Dr Gheorghe Marinescu

Rumanian neurologist

A specialist in the study and treatment of nervous diseases at the Pantelimon Hospital in Bucharest, while working in Paris in 1898 Marinescu had the idea of making use of the cinematograph as a further tool in the investigation of his field. In mid-1898, having previously experimented with chronophotography in his studies under the influence of E-J. Marey, he purchased a Lumière Cinématographe from Paul Menu, and began to film the movements and gestures of those suffering from severe nervous ailments, his first film being Walking Difficulties in Organic Hemiplegia (1898). Typically he would make his patients walk before the camera in four directions against a black background and thereby analyse their movements, before and after treatment. He wrote a number of papers for French medical journals on his work, praising the cinematograph as a tool for medical investigation, and continued this work to 1901 with his assistants C. Parhon and M. Goldstein, and employing cameraman Constantin Popescu, who shot for him such titles as A Case of Hysterical Hemiplegia Cured Through Hypnotic Suggestion (1899), Walking Difficulties Due to Progressive Locomotary Ataxia (1900) and Pseudo-Hypertrophic or Myosclerotic Paralysis Among Myopathies (1901).

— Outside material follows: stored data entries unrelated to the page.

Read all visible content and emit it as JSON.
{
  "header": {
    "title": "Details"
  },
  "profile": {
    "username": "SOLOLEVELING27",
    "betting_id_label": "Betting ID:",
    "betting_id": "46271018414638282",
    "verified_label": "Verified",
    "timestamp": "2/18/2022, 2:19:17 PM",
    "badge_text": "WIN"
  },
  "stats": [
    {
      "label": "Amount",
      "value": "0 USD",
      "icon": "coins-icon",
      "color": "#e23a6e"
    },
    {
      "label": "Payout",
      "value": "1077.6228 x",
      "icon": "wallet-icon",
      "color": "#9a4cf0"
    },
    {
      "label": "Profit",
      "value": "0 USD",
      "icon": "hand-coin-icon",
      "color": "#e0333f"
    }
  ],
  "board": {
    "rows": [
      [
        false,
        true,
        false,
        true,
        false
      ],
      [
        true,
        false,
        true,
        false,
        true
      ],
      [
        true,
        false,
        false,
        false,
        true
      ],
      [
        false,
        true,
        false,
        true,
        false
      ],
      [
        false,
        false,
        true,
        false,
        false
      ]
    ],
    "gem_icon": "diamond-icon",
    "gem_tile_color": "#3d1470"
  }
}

Other Romanian doctors of the period, A.I. Bolintineanu and Iaon Athanasiu (later a sub-director of the Institut Marey in Paris) were equally enthusiastic about the use of film in medical studies. Marinescu's films of those afflicted with nervous complaints, which survive, show a procession of shuffling figures passing by the camera in a display that is curiously haunting.